Friday, November 6, 2009

Let's Recap

Sorry I haven't been too disciplined about writing over the past few days. My boss is having a mid life crisis of sorts, and left on a 5 day trip to Mexico with a friend from college. I joked with him that I imagined that he would be tempted to drink tequila shots on the beach into infinity, while I nervously tried to run his business, wondering if I got 'fired' or inherited the whole damn thing.

I was so swamped, and had a flurry of random events happen. Let's recap, shall we?

My car was 'mysteriously entered' by a stranger, yet no windows were broken, and nothing was taken – yet all of the items previously tucked away neatly in all forms of automotive compartments were found strewn all over the front seats.
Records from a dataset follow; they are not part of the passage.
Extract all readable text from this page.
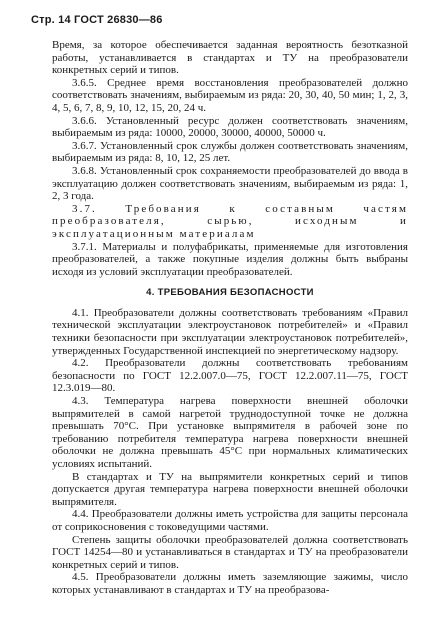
Стр. 14 ГОСТ 26830—86

Время, за которое обеспечивается заданная вероятность безотказной работы, устанавливается в стандартах и ТУ на преобразователи конкретных серий и типов.

3.6.5. Среднее время восстановления преобразователей должно соответствовать значениям, выбираемым из ряда: 20, 30, 40, 50 мин; 1, 2, 3, 4, 5, 6, 7, 8, 9, 10, 12, 15, 20, 24 ч.

3.6.6. Установленный ресурс должен соответствовать значениям, выбираемым из ряда: 10000, 20000, 30000, 40000, 50000 ч.

3.6.7. Установленный срок службы должен соответствовать значениям, выбираемым из ряда: 8, 10, 12, 25 лет.

3.6.8. Установленный срок сохраняемости преобразователей до ввода в эксплуатацию должен соответствовать значениям, выбираемым из ряда: 1, 2, 3 года.

3.7. Требования к составным частям преобразователя, сырью, исходным и эксплуатационным материалам

3.7.1. Материалы и полуфабрикаты, применяемые для изготовления преобразователей, а также покупные изделия должны быть выбраны исходя из условий эксплуатации преобразователей.

4. ТРЕБОВАНИЯ БЕЗОПАСНОСТИ

4.1. Преобразователи должны соответствовать требованиям «Правил технической эксплуатации электроустановок потребителей» и «Правил техники безопасности при эксплуатации электроустановок потребителей», утвержденных Государственной инспекцией по энергетическому надзору.

4.2. Преобразователи должны соответствовать требованиям безопасности по ГОСТ 12.2.007.0—75, ГОСТ 12.2.007.11—75, ГОСТ 12.3.019—80.

4.3. Температура нагрева поверхности внешней оболочки выпрямителей в самой нагретой труднодоступной точке не должна превышать 70°С. При установке выпрямителя в рабочей зоне по требованию потребителя температура нагрева поверхности внешней оболочки не должна превышать 45°С при нормальных климатических условиях испытаний.

В стандартах и ТУ на выпрямители конкретных серий и типов допускается другая температура нагрева поверхности внешней оболочки выпрямителя.

4.4. Преобразователи должны иметь устройства для защиты персонала от соприкосновения с токоведущими частями.

Степень защиты оболочки преобразователей должна соответствовать ГОСТ 14254—80 и устанавливаться в стандартах и ТУ на преобразователи конкретных серий и типов.

4.5. Преобразователи должны иметь заземляющие зажимы, число которых устанавливают в стандартах и ТУ на преобразова-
Things like my clients' keys, my wallet with all of my credit cards, unused gift cards, $26 worth of cash, roughly 60 cds, my digital tuner to use my iPhone as an iPod in my car; and in the trunk: a pair of Prada urban Chelsea boots, a sweatshirt, scarf and knit hat for the cold weather, and a 25 lb bag of salmon flavored dog food. All of the doors were locked when I approached, no windows were broken, but everything was out of place, and all about the seats, as if someone was just taking inventory. And I had taken a client's dog out in the rain the day before, and the muddied paw prints stamped out in the back seat were unscathed, meaning no one appeared to have slept there, (or screwed there) overnight.
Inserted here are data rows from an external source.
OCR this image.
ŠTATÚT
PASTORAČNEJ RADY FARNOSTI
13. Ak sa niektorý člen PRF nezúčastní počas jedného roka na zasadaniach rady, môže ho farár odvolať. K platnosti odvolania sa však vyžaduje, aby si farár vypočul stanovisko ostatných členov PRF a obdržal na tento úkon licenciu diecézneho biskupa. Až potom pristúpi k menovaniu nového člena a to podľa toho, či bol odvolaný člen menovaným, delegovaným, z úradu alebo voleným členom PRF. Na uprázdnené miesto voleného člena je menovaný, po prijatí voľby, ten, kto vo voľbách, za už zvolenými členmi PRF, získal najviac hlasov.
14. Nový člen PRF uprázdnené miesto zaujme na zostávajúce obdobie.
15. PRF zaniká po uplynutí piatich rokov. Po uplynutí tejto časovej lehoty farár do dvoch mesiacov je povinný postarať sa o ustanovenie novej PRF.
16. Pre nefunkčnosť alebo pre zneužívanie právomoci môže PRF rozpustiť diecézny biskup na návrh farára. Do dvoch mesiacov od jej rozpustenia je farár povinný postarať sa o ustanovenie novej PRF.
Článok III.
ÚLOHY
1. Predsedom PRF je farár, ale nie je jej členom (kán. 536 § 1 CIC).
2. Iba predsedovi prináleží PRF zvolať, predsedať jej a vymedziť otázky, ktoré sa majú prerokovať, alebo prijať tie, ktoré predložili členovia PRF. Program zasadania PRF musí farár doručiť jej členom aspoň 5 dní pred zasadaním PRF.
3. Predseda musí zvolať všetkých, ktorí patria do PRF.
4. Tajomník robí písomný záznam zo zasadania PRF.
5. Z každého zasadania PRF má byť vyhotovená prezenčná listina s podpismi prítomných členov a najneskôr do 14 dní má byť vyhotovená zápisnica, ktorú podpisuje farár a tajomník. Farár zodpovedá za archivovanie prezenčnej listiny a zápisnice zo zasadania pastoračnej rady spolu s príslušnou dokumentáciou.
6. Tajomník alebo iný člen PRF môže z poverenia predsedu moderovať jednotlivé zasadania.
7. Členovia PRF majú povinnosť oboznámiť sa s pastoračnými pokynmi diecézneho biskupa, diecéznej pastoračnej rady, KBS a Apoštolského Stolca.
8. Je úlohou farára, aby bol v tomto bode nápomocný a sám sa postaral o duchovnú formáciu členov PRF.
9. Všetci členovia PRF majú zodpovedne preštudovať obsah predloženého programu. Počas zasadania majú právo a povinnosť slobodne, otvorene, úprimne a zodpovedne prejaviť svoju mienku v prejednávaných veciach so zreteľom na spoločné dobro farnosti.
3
Why wouldn't they at least take the cash and untraceable gift cards? Or if it was a homeless person, why not take the warm clothes? Was one of my doors ajar when I locked it the night before? My car has an alarm, which should have gone off. Why did they lock the doors back up after not taking anything, but leaving my wallet on the seat for the entire world to view? So confused! It reminded me of that urban legend about the honeymooning couple in Jamaica whose room was 'disturbed' by an intruder, but nothing was taken ~ yet they returned home to find their toothbrushes had been 'tainted' (a la 'up the ass') by the unknown villain. Needless to say, this was the first thing that came to mind, and I ditched my bottle of water and lip balm instantly. But seriously, WTF? Others have told me that it sounded like an angry ex. But I bought this car since I've been single, so no exes would've even known to look for it...

http://blog.anthonybeard.com/2009/03/11/br99889-1.jpg

But I digress.

I also have been going out a lot more after my uber long work days, which has been nice to reconnect, but has also left me incredibly tired. I'm getting so old.

Over the weekend, I helped out at the Transformer Art Gallery Auction, held at the Mexican Cultural Center a few blocks from my house, here in DC. It was pretty amazing. I reconnected with a lot of old friends, found some more people to interview for this here trusty blog, and was hit on ad nauseum by hott artsy ladies, and short, well coiffed gay men. It was hilarious. There was this one woman who looked like a more gorgeous version of a young Debbie Harry who kept flirting with me all night, and a 6'7" bear of a man, who kept hugging me all night, despite his wife being affixed to his hip. Odd. Nice to know I "still got it!"

But I became so busy with work with my boss was away that I missed a brunch date that I had, and today will prove to be yet another 'make or break' day, even though my boss has returned. sigh ~

I should go, but will promise to write more this afternoon. Things I missed covering:

The Art of Manliness Series for the "30 Days to a Better Man" told me to make a meal (which I know how to do), create a budget (which I am terrified to do, meaning I need it the most), and talk to strangers (upon which I am improving, I'll have you know!)

I went out to dinner with my friend visiting from out of town, and her boyfriend. We went to a dive Mexican place in my neighborhood, where my friend kept commenting on how amazing I look now, and how I am even beginning to have a little too much bravado. (Did I mention that I resumed with my full doses of testosterone for the past month? Seriously: within 4 days of upping my T levels, perfect strangers were coming up to me on the street to chat with me about anything and everything. "How old is your dog?" "Do you know the time?" "Can you believe this weather we're having?" Really??? Really... Pheromones are the shiznit, man!)

As of this week, I think I am officially 'cocky' (no pun intended...) The more aloof I've become, and unwaivering in my self confidence, the more people have been seeking me out, as opposed to the sensitive, nurturing type that always left me feeling too vulnerable and weak. Fuck it! Fuck all of it! No more apologies. No more waffling, and wobbling. No more trying to be whatever someone else wants. Take me or leave me, but have me as I am. Which apparently is a cock-sure asshole, who borders on smug, and surly. Awesome – I have arrived. Hormones are bizarre things, not to be monkeyed with... Oh well. Too late now!